Estas apreciaciones van en contra de la mayoría de los prejuicios con los que se maneja la sociedad industrial. Justamente, los pre-juicios son ideas preconcebidas que sirven en ciertas circunstancias y que luego utilizamos de manera indiscriminada. Es lo inverso a tener una mirada amplia, abierta y dispuesta a cada situación en particular.

Para criar bebés atendiendo a sus necesidades básicas, es indispensable reconocer la naturaleza del bebé humano. Para ellos necesitamos observarlos,  y partir de una confianza genuina en su comportamiento. Y también fundirnos en la fusión, donde viviremos como propias las sensaciones primitivas de nuestros bebés, permitiéndonos regresiones, que tienen muy mala prensa pero que son indispensables durante el puerperio.

Debemos autorizarnos, incluso, a que surja con claridad (lo) que una misma ha sido. Puede parecer aterrador que estas vivencias aparezcan si no han sido agradables, pero, como hemos dicho antes, en el cuerpo del bebé aparece indefectiblemente el alma de la mamá, y el alma no registra el tiempo. Puede manifestarse alguna situación del presente, como  así  una vivencia muy antigua.

Criar un bebé real es también revivir el bebé que hemos sido.

¿Qué sucede cuando las madres crían a sus bebés guiadas por los consejos y recetas recibidas, desatendiendo sus sensaciones viscerales? Sencillamente, la sombra aparece en manifestaciones molestas, llantos desmedidos, y protestas dignas de bebés que decidieron hacerse notar.

Somos una sociedad en extremo violenta con nuestra cría. Insistimos en desatender los reclamos naturales de los bebés que dependen en forma exclusiva del cuidado de los adultos. Un bebé humano no tiene ninguna autonomía con su cuerpo. Al nacer ni siquiera sostiene la cabeza; logra el desplazamiento recién a los nueve meses… Por lo tanto están a merced de nuestras caprichosas ideas modernas.

Las madres suelen ser acusadas de “sobreprotectoras” y son desprestigiadas en el rol maternante cuando tienen el coraje de mantener al bebé sobre el cuerpo.

El temor familiar y social supone que el bebé acostumbrado a permanecer en contacto corporal con la madre no podrá en el futuro “acostumbrarse” a prescindir del contacto físico.
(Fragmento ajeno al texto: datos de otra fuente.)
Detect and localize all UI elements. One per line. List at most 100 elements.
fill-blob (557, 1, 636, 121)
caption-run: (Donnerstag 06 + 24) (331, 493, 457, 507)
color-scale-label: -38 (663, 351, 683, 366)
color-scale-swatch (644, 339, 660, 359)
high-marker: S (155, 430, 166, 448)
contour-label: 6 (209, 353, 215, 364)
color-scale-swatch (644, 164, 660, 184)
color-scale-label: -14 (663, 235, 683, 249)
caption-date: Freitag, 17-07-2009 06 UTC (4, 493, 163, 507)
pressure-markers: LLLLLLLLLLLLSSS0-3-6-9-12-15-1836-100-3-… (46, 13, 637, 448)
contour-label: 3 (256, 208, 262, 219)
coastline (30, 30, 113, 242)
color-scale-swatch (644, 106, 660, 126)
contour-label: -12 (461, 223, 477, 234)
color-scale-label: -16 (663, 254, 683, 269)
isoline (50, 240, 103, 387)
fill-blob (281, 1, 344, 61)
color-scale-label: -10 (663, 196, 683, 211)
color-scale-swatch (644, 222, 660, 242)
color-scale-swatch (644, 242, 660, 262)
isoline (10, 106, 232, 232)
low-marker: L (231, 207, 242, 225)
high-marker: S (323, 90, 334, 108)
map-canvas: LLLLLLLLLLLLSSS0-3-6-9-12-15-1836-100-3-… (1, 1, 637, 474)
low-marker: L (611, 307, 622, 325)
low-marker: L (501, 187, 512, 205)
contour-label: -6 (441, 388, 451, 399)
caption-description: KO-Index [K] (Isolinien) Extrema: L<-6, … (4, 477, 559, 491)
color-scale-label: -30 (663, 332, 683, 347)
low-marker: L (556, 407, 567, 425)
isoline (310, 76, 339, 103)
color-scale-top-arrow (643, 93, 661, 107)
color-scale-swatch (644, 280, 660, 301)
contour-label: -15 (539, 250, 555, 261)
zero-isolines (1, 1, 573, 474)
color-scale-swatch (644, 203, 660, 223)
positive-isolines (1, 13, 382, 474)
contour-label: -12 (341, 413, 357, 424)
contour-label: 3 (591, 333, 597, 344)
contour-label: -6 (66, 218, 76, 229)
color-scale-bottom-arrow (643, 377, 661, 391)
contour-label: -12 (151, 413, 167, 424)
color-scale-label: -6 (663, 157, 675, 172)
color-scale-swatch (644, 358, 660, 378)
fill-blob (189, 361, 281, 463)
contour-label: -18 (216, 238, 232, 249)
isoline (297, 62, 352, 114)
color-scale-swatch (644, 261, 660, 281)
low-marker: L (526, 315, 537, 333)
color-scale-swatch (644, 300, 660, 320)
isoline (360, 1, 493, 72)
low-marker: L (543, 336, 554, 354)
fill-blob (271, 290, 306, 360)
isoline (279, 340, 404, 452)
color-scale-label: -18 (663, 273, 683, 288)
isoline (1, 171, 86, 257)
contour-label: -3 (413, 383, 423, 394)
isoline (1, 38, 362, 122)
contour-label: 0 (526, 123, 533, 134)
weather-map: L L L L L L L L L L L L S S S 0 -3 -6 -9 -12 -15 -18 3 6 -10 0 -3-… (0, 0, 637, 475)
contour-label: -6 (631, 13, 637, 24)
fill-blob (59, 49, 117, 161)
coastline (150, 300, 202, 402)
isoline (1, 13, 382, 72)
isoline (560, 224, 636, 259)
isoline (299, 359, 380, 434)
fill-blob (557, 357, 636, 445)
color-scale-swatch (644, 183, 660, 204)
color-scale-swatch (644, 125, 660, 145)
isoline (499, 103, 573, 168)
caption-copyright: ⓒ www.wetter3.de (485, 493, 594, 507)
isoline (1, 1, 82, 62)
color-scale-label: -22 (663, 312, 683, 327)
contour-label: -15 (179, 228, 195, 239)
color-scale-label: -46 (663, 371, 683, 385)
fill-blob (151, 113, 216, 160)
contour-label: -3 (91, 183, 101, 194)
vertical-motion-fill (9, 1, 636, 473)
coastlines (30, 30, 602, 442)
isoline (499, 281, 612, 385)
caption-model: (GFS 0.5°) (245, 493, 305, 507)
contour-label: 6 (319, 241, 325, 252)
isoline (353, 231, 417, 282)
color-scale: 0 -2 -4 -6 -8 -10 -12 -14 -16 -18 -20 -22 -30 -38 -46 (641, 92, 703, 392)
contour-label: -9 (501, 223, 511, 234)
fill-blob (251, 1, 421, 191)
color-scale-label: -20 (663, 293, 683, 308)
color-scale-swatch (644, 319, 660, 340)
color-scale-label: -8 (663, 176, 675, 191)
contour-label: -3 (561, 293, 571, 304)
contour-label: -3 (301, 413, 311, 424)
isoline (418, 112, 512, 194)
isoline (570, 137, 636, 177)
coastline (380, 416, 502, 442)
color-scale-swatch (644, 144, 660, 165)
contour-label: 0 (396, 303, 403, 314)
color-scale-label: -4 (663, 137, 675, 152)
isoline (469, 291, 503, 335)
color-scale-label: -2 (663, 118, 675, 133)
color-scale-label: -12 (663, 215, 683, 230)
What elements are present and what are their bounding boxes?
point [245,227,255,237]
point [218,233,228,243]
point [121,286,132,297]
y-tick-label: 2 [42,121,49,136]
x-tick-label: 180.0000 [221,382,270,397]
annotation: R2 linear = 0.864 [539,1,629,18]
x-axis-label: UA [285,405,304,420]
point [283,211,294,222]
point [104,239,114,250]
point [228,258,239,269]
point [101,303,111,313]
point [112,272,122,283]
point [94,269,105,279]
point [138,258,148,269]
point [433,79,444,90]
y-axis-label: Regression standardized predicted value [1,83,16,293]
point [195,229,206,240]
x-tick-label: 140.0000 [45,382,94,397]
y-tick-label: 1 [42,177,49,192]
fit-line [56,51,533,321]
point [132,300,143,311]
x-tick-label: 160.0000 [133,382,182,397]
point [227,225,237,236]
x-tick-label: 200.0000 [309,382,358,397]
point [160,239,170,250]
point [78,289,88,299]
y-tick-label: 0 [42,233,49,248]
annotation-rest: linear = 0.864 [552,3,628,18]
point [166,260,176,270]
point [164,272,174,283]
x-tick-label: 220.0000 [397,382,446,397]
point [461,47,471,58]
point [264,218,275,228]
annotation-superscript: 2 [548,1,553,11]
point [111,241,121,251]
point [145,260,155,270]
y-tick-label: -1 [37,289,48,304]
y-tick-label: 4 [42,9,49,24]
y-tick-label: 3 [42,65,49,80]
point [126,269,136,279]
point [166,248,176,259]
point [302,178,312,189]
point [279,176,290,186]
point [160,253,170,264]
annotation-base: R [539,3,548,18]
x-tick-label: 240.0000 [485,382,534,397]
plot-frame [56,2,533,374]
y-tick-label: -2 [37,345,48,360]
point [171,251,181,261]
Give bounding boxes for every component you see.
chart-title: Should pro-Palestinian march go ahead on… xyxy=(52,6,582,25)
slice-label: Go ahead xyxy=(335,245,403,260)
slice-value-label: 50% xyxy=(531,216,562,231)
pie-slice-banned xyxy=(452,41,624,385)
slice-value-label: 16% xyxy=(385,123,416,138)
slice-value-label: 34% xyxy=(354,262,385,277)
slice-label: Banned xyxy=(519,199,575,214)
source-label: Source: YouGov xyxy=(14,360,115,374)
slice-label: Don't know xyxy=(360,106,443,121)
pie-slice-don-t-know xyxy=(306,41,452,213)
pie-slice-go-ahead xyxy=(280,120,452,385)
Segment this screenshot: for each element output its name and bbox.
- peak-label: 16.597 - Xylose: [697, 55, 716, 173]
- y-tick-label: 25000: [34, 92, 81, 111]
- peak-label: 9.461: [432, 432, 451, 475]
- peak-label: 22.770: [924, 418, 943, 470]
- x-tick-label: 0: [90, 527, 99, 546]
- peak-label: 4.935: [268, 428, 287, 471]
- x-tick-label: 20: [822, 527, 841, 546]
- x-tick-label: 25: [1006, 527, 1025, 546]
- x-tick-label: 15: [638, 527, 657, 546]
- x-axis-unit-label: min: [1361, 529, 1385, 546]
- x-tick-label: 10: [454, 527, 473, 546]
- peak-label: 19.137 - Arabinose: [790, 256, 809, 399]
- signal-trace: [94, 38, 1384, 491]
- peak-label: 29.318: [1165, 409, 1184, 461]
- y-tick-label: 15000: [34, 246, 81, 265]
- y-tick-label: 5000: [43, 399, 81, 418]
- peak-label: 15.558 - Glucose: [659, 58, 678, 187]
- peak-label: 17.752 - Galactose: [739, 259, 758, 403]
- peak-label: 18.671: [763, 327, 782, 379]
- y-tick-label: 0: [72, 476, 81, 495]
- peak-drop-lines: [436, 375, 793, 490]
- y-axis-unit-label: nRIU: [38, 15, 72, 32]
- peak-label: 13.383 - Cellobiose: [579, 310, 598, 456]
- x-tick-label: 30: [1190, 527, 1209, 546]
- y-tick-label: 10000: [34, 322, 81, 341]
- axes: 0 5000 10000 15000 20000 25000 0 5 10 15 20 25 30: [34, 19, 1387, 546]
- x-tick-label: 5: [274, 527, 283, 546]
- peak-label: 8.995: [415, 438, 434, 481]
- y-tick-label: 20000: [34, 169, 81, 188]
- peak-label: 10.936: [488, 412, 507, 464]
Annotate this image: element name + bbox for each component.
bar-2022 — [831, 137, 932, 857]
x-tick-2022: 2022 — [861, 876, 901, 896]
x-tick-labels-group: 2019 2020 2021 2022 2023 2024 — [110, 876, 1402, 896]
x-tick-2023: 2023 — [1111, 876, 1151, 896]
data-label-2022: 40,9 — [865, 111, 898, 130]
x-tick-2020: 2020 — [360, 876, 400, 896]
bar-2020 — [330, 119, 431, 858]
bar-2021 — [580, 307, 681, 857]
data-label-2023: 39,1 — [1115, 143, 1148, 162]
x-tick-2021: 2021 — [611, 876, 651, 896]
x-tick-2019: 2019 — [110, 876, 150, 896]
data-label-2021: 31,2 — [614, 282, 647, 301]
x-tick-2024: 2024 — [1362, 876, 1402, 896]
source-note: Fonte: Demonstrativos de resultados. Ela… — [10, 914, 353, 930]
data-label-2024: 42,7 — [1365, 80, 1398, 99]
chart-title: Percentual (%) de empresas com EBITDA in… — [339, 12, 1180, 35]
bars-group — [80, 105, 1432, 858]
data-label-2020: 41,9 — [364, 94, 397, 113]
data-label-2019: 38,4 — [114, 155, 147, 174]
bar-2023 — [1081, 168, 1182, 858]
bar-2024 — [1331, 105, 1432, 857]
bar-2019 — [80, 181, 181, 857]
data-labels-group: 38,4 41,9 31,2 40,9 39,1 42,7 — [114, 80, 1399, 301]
Es un pensamiento lineal y sumamente infantil.

Si un bebé padece la ausencia de una necesidad básica, crecerá reclamando eternamente eso que no obtuvo. Como les ocurre a las personas que han atravesado la guerra y el hambre cuando, al modificarse su situación real, e incluso convirtiéndose en individuos ricos y poderosos, experimentan siempre una sensación primaria de hambre y pérdida.   Un señor de 92 años, que pasó la guerra en Europa del Este, sigue comiendo las miguitas que todos dejamos en nuestros platos.

Un niño no sostenido en lo corporal buscará eternamente el contacto compulsivo. Un niño no amado reclamará amor por doquier y siempre se sentirá poco satisfecho.

Por el contrario, cuando un bebé es respetado en sus necesidades, luego traspasa y evoluciona. En la medida en que su seguridad sea más fuerte, más coraje y ansias tendrá de explorar el mundo externo.

Recordemos que nadie pide lo que no necesita.”

De: *Laura Gutman, “La maternidad y el encuentro con la propia sombra”, Editorial  Del nuevo extremo. (Año 2003)

Leído en: PadresMúltiples-GrupodeApoyo

PD:  Al margen de otras lecturas sobre el tema “bebés”, ésta me recordó aquel libro “El grito primal” de Arthur Janov.  Con tiempo, veré de compartir algunos de sus conceptos. ¿Algun@ lo leyó? Saludos!